Four-dimensional printing - materials themselves are assembled in the form you need

While most of the world is gradually getting acquainted with 3D printing and its products never ceases to amaze us, scientists from the Massachusetts Institute of Technology (MIT) are already developing the technology of four-dimensional printing. The project manager is Skylar Tibbits, a professor at the MIT Department of Architecture who founded the Self-Assembly Laboratory under him.
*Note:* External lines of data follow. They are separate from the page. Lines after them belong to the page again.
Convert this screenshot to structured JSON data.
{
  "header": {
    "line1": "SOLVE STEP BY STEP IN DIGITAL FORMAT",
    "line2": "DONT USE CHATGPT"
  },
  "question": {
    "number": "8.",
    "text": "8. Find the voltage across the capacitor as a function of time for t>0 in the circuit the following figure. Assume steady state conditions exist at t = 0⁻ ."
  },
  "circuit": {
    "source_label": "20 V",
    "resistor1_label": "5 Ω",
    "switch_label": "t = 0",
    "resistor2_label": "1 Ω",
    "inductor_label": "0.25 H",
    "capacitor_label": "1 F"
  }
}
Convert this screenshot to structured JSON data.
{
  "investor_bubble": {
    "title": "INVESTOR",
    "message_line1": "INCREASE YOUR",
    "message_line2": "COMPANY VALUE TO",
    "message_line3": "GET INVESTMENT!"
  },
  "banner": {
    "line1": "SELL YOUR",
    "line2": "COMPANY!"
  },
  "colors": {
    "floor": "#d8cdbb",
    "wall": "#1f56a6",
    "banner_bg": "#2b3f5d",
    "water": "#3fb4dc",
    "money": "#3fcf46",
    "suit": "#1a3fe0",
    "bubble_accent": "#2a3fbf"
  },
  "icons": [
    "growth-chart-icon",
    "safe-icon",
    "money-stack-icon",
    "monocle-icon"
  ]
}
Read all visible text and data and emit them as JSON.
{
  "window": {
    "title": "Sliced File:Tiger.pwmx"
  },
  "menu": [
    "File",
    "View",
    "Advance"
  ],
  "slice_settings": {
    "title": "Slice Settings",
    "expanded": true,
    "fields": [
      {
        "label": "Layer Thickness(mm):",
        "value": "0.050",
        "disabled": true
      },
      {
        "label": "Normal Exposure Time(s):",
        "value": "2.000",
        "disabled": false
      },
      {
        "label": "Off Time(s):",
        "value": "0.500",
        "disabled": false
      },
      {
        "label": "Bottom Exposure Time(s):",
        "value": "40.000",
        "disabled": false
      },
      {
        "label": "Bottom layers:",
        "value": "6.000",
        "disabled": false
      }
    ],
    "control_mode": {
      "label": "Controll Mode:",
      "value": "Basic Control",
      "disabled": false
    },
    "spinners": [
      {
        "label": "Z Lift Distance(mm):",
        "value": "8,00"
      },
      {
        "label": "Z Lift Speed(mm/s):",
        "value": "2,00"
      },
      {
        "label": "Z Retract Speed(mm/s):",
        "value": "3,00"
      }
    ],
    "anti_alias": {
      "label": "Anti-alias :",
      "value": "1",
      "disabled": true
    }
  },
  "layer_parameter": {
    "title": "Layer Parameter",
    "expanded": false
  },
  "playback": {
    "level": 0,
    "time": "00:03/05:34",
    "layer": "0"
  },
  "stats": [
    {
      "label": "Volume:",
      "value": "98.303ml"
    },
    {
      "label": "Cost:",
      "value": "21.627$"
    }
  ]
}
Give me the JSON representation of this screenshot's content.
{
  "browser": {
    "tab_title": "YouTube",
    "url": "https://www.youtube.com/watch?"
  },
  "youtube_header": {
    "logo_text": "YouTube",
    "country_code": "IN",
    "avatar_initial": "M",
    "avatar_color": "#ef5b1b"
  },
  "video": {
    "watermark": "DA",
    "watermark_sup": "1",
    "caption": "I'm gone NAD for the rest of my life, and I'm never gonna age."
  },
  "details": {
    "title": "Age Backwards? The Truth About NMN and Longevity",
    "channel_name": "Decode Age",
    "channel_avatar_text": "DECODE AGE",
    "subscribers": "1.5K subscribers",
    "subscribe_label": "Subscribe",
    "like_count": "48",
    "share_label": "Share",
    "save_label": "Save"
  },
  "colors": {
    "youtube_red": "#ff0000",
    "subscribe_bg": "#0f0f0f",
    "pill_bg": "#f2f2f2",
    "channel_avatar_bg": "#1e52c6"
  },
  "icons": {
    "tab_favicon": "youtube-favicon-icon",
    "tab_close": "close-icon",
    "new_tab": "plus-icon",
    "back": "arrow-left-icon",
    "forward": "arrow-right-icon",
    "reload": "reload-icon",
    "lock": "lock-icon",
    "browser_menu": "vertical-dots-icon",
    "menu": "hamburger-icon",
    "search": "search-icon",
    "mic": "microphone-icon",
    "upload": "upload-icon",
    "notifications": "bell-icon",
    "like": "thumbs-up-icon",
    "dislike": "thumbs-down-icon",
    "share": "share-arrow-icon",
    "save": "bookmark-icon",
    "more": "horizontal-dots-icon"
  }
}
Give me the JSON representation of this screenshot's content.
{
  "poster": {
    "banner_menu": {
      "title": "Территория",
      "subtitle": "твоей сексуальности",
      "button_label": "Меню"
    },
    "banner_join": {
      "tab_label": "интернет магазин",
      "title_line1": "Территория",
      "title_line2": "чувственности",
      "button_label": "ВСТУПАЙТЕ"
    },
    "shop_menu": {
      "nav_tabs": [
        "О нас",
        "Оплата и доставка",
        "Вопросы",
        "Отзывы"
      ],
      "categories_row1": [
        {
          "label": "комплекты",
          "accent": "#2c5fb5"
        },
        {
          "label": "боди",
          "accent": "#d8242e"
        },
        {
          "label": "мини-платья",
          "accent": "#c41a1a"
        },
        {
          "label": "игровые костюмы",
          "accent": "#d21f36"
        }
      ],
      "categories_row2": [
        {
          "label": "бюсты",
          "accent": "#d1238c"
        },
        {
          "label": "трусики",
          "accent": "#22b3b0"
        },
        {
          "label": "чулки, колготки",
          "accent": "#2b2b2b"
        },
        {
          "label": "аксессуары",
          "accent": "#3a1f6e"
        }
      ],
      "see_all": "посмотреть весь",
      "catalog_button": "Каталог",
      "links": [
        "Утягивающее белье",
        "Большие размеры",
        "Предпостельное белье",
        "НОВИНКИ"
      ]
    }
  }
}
In the laboratory, time is viewed as the fourth dimension and Tibbits' projects are designed to respond to energy and temporal changes. The developers say that the 4D printer does not print a specific image, but a certain “chain” of many materials. By
So far, scientists have presented only the simplest objects, such as a cube or capital letters MIT. But Skylar Tibbits hopes that this is only the beginning and that self-assembly technology will find application in various fields of science and technology. Among the applications there may be construction and aerospace and furniture production. Imagine that there are adverse conditions in which the construction of an object is difficult due to many factors or an orbital station, where the possibilities are even more limited. And here self-assembling objects can come to the rescue, which form the desired structure under the influence of certain conditions.
In order for the object to take the programmed shape, you need to “teach” the joints to bend at given angles when exposed to environmental conditions that trigger the self-assembly process.
Tibbits calls this discovery a fundamental shift in the development and creation of adaptable things that can "think" on their own. For understanding, imagine robots without motors and wires.